The capital and its surroundings seems to be now the most interesting region to shoot in. The trio in the competition deals with their past and the problems of present day Berlin and Brandenburg. Wolfgang Becker`s comedy “Good Bye Lenin” shows a young boy conservating the G.D.R. for his mother who fell into a coma before the fall of the wall and regains consciousness eight months later. The international press recognized well the balance of bitter and sweet scenes in the film produced by the Berlin based company X-Filme Creative Pool. “Good Bye Lenin“ was awarded the Blue Angel for the Best European Film in Competition.

The FIPRESCI Prize was given to Hans-Christian Schmid for “Distant Lights”. The “ensemble film” links five different stories from both sides of the Oder-Borderline between Germany and Poland. Ukraine refugees, a Polish taxidriver and two young female interpreters, German cigarette smugglers, a shopkeeper on the brink of ruin and a young architect facing his first big project – they are all fighting for a life of dignity.

Last but not least in competition was “Fear” by Oskar Roehler, a very personal story also written by the filmmaker. He tells the story of a conflict-filled love affair, about feelings of guilt und hopelessness and mainly about the difficilties to stay in love and to trust each other.

Eight German films were shown in the Panorama section which can not all be reviewed here. “Wolfsburg“ by Christian Petzold was awarded a FIPRESCI prize. The film was made for television, but worked also on the big screen. Petzold varies his favorite subject – guilt and punishment – by telling the story of the relationship of a hit-and-run driver who killed a little boy causing the mother of the child to look for the murderer.

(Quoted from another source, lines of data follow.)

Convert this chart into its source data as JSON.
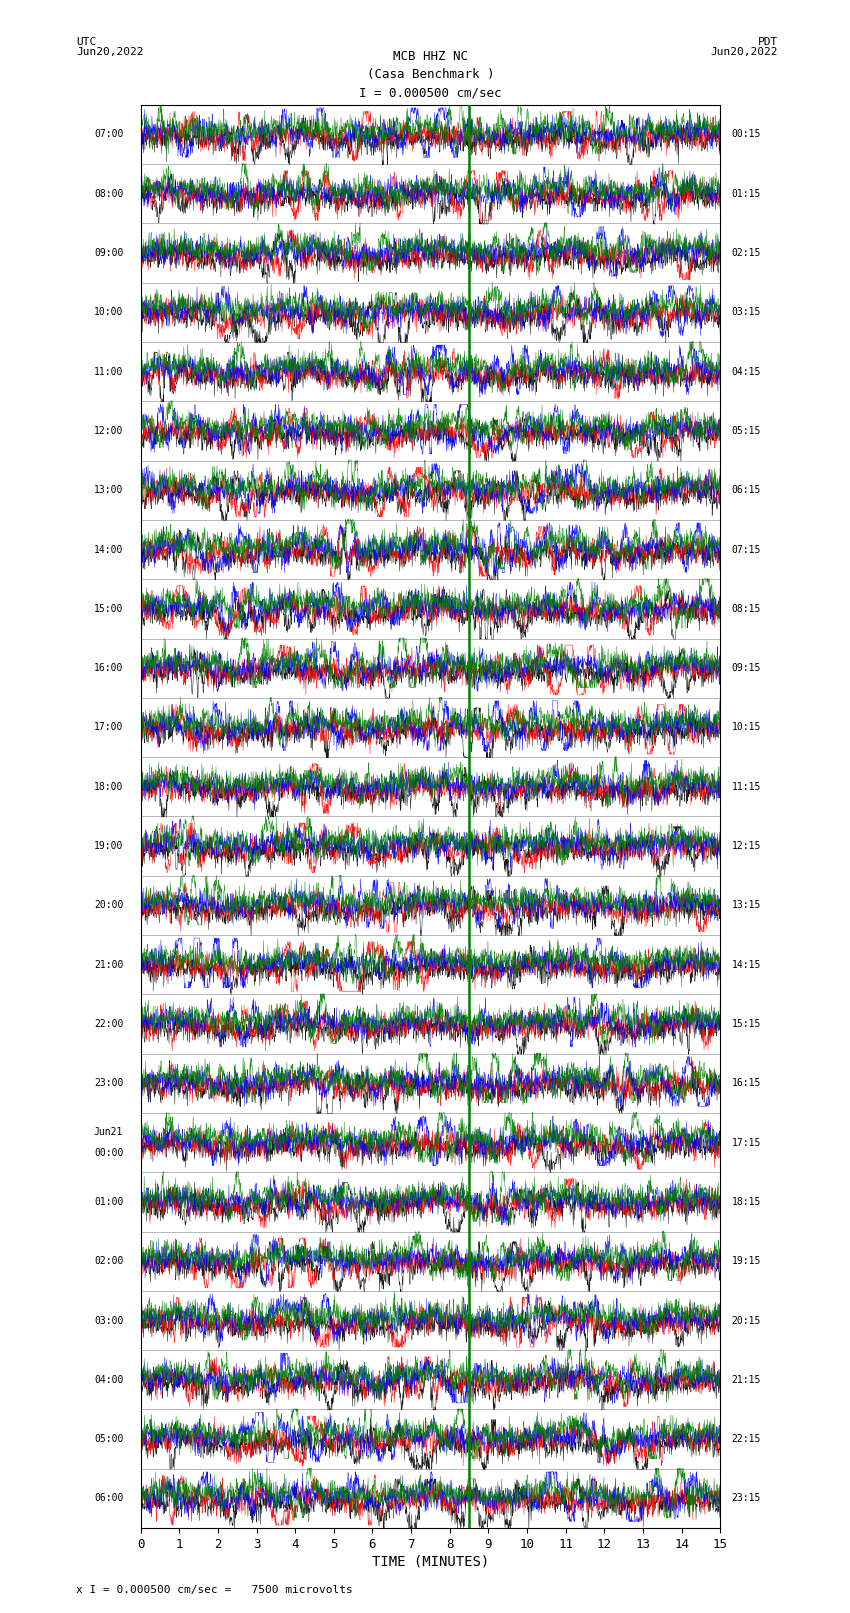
{
  "title_line1": "MCB HHZ NC",
  "title_line2": "(Casa Benchmark )",
  "title_line3": "I = 0.000500 cm/sec",
  "label_left_top": "UTC",
  "label_left_date": "Jun20,2022",
  "label_right_top": "PDT",
  "label_right_date": "Jun20,2022",
  "xlabel": "TIME (MINUTES)",
  "scale_label": "x I = 0.000500 cm/sec =   7500 microvolts",
  "left_times": [
    "07:00",
    "08:00",
    "09:00",
    "10:00",
    "11:00",
    "12:00",
    "13:00",
    "14:00",
    "15:00",
    "16:00",
    "17:00",
    "18:00",
    "19:00",
    "20:00",
    "21:00",
    "22:00",
    "23:00",
    "Jun21\n00:00",
    "01:00",
    "02:00",
    "03:00",
    "04:00",
    "05:00",
    "06:00"
  ],
  "right_times": [
    "00:15",
    "01:15",
    "02:15",
    "03:15",
    "04:15",
    "05:15",
    "06:15",
    "07:15",
    "08:15",
    "09:15",
    "10:15",
    "11:15",
    "12:15",
    "13:15",
    "14:15",
    "15:15",
    "16:15",
    "17:15",
    "18:15",
    "19:15",
    "20:15",
    "21:15",
    "22:15",
    "23:15"
  ],
  "xticks": [
    0,
    1,
    2,
    3,
    4,
    5,
    6,
    7,
    8,
    9,
    10,
    11,
    12,
    13,
    14,
    15
  ],
  "xmin": 0,
  "xmax": 15,
  "num_rows": 24,
  "trace_colors": [
    "black",
    "red",
    "blue",
    "green"
  ],
  "bg_color": "white",
  "green_line_x": 8.5,
  "figsize": [
    8.5,
    16.13
  ],
  "dpi": 100
}
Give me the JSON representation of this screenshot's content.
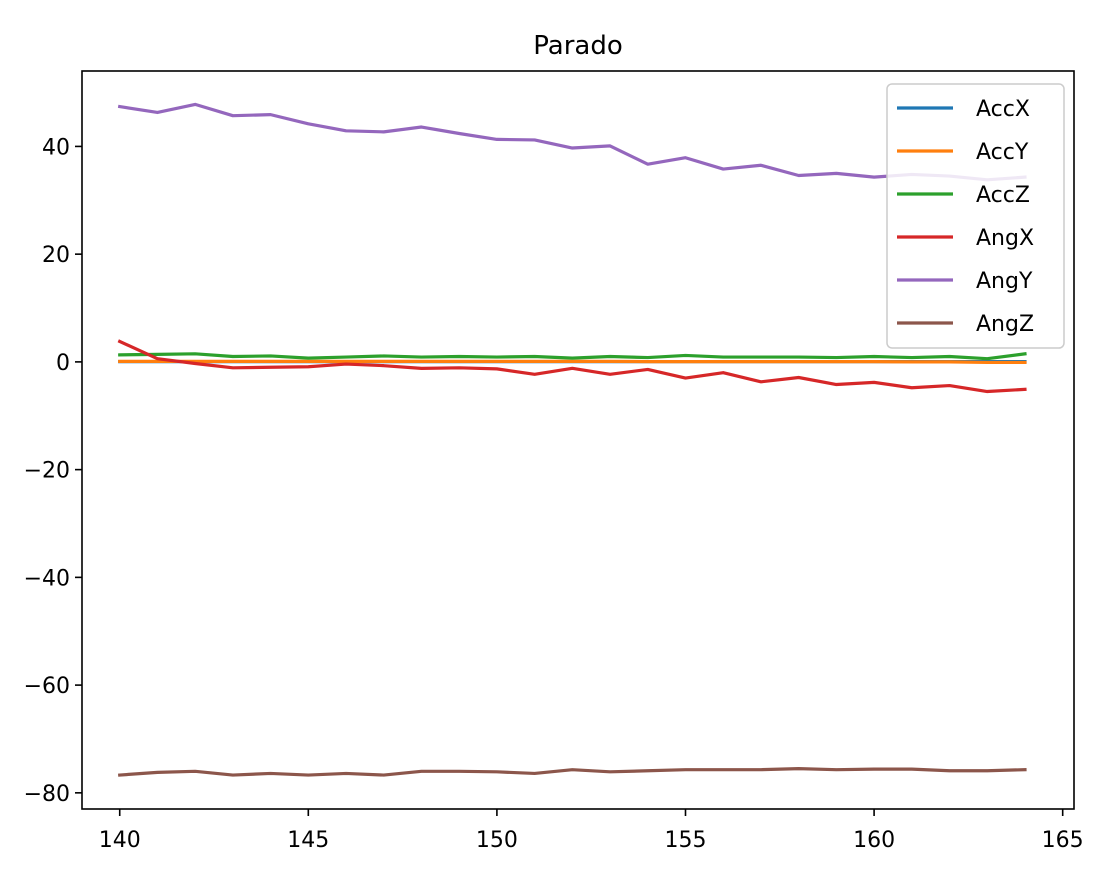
{
  "chart_data": {
    "type": "line",
    "title": "Parado",
    "xlabel": "",
    "ylabel": "",
    "xlim": [
      139.0,
      165.3
    ],
    "ylim": [
      -83,
      54
    ],
    "xticks": [
      140,
      145,
      150,
      155,
      160,
      165
    ],
    "yticks": [
      -80,
      -60,
      -40,
      -20,
      0,
      20,
      40
    ],
    "ytick_labels": [
      "−80",
      "−60",
      "−40",
      "−20",
      "0",
      "20",
      "40"
    ],
    "grid": false,
    "legend_position": "top-right",
    "x": [
      140,
      141,
      142,
      143,
      144,
      145,
      146,
      147,
      148,
      149,
      150,
      151,
      152,
      153,
      154,
      155,
      156,
      157,
      158,
      159,
      160,
      161,
      162,
      163,
      164
    ],
    "series": [
      {
        "name": "AccX",
        "color": "#1f77b4",
        "values": [
          0.05,
          0.05,
          0.05,
          0.05,
          0.05,
          0.05,
          0.05,
          0.05,
          0.05,
          0.05,
          0.05,
          0.05,
          0.05,
          0.05,
          0.05,
          0.05,
          0.05,
          0.05,
          0.05,
          0.05,
          0.05,
          0.05,
          0.05,
          0.05,
          0.05
        ]
      },
      {
        "name": "AccY",
        "color": "#ff7f0e",
        "values": [
          0.1,
          0.1,
          0.1,
          0.1,
          0.1,
          0.1,
          0.1,
          0.1,
          0.1,
          0.1,
          0.1,
          0.1,
          0.1,
          0.1,
          0.05,
          0.05,
          0.05,
          0.05,
          0.05,
          0.05,
          0.05,
          0.0,
          0.0,
          -0.1,
          -0.1
        ]
      },
      {
        "name": "AccZ",
        "color": "#2ca02c",
        "values": [
          1.3,
          1.4,
          1.5,
          1.0,
          1.1,
          0.7,
          0.9,
          1.1,
          0.9,
          1.0,
          0.9,
          1.0,
          0.7,
          1.0,
          0.8,
          1.2,
          0.9,
          0.9,
          0.9,
          0.8,
          1.0,
          0.8,
          1.0,
          0.6,
          1.5
        ]
      },
      {
        "name": "AngX",
        "color": "#d62728",
        "values": [
          3.8,
          0.6,
          -0.3,
          -1.1,
          -1.0,
          -0.9,
          -0.4,
          -0.7,
          -1.2,
          -1.1,
          -1.3,
          -2.3,
          -1.2,
          -2.3,
          -1.4,
          -3.0,
          -2.0,
          -3.7,
          -2.9,
          -4.2,
          -3.8,
          -4.8,
          -4.4,
          -5.5,
          -5.1
        ]
      },
      {
        "name": "AngY",
        "color": "#9467bd",
        "values": [
          47.4,
          46.3,
          47.8,
          45.7,
          45.9,
          44.2,
          42.9,
          42.7,
          43.6,
          42.4,
          41.3,
          41.2,
          39.7,
          40.1,
          36.7,
          37.9,
          35.8,
          36.5,
          34.6,
          35.0,
          34.3,
          34.8,
          34.5,
          33.8,
          34.3
        ]
      },
      {
        "name": "AngZ",
        "color": "#8c564b",
        "values": [
          -76.7,
          -76.2,
          -76.0,
          -76.7,
          -76.4,
          -76.7,
          -76.4,
          -76.7,
          -76.0,
          -76.0,
          -76.1,
          -76.4,
          -75.7,
          -76.1,
          -75.9,
          -75.7,
          -75.7,
          -75.7,
          -75.5,
          -75.7,
          -75.6,
          -75.6,
          -75.9,
          -75.9,
          -75.7
        ]
      }
    ]
  }
}
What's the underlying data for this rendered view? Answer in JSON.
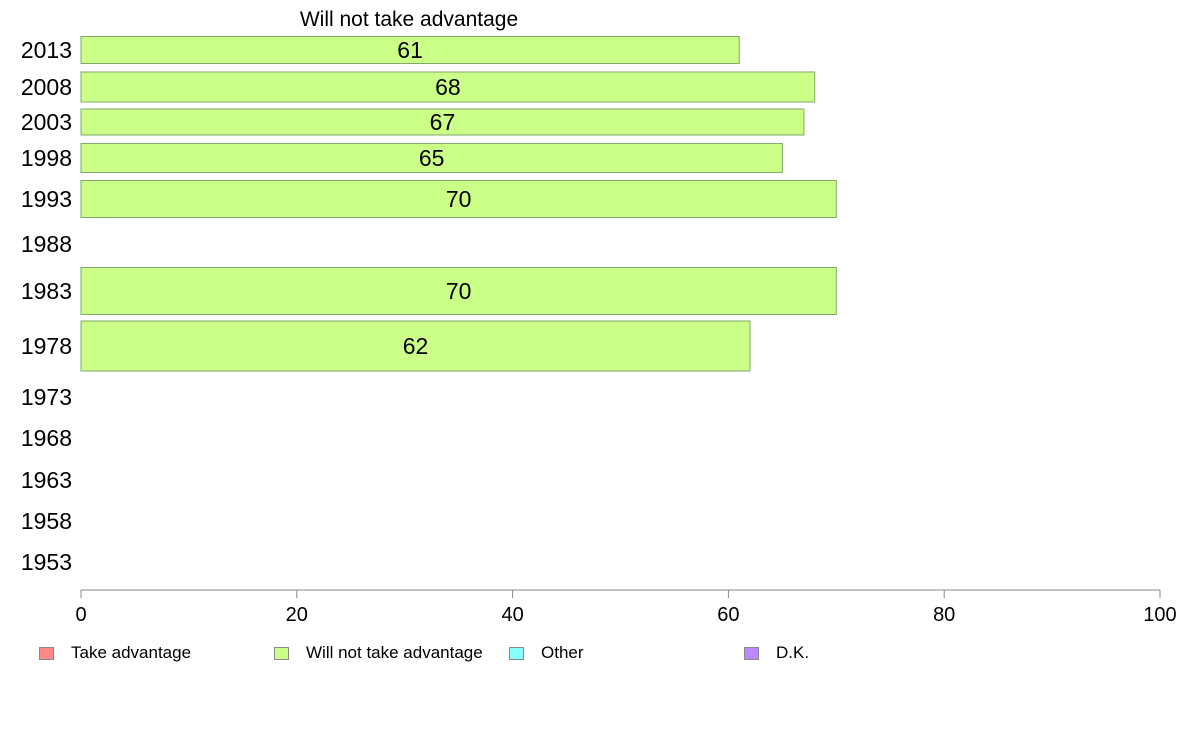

“Gallant Girls” made by Barbara Teufel is a sensible portrait of seven independent and anarchist women living in an apartment in Berlin-Kreuzberg in the late 1980s. For the director it was also a trip into her own past. She brings alive the spirit of the time by mixing interviews with her former girlfriends, archive footage and dramatised scenes.

A surprise was “Devot” by Igor Zaritzky, the story of young couple connected by a one-night-stand. The young director made his feature-film-debut with this extraordinary thriller full of dramatic turns. Andreas Dresen proves his great ability to observe people in the documentary “Herr Wichman von der CDU”. During the election-campaign of the summer 2002 he followed the 25- year-old candidate of the Christian Democrats in a sparcely populated and nearly forgotten region in northwest Germany.

Nine German films were presented in the programme of the Forum. Romuald Kamarkar`s “196 BPM” documents three moments of the 2002 Berlin Love Parade which were each shot in single takes and shown without dialogue or commentary. Barbara and Winfried Junge`s “Actually I wanted to be a Forester – Bernd from Golzow” is the 18th part in this documentation of a school class in Golzow near the Polish border and the eighth long-term portrait of one of the children. The audience was impressed by the sensibility of the filmmakers to show the biography of a man whose children were grown up und who started a new life in Norway some years ago.

In the footsteps of Barbara and Winfried Junge was Ulrich Gaulke and Jeanette Eggert’s “Marry me” which follows the relationship between Gladis, one of the protagonists of their former documentary “Havanna mi amor”, and Erik from Hamburg over a period of two years. The film shows the difficulties of Gladis to deal with the daily life in Germany and not to give up her independence and as well Erik`s struggle for his love and small family.

The great quality of German documentaries was also obvious in the Perspektiven Deutsches Kino. “Greetings from Dachau” is a walk trough the town connected worldwide with the name of a concentration camp. The director grew up in Dachau and observes the town and its inhabitants by searching for a present day „normality“. Martina Döcker`s “Bernau is on Sea” has a similar subject. Her film is a disturbing and strongly discussed portrait of a judge working in a little town near Berlin and one of his radical right-wing convicts who wants to escape from the scene.

Violence against coloured people and football, love and betrayal, hope and hopelessness in a ficticious small town in Eastern Germany – this is Norbert Baumgarte`s feature film debut “Liberated Zone”. The ensemble film picked up well the feeling of people waiting for flowering landscapes promised by the former German chancellor. The second “ensemble film” of the Perspektiven was Stephan Krohme`s “They Got Knut”, a profound satirical statement on left-wing political activism and commune hedonism in the 1980s.

Finally, the Perspektiven took a short look at short movies made by German Film Schools during the last years. “Kiki and Tiger” by Alain Gsponer is the story of the impossible friendship of an Albanian and a Serb living in Germany and leads to the roots of hate. Robin von Hardenber`s “The Shadow” tells a human and warm story of a young family divided during the Vietnam-War.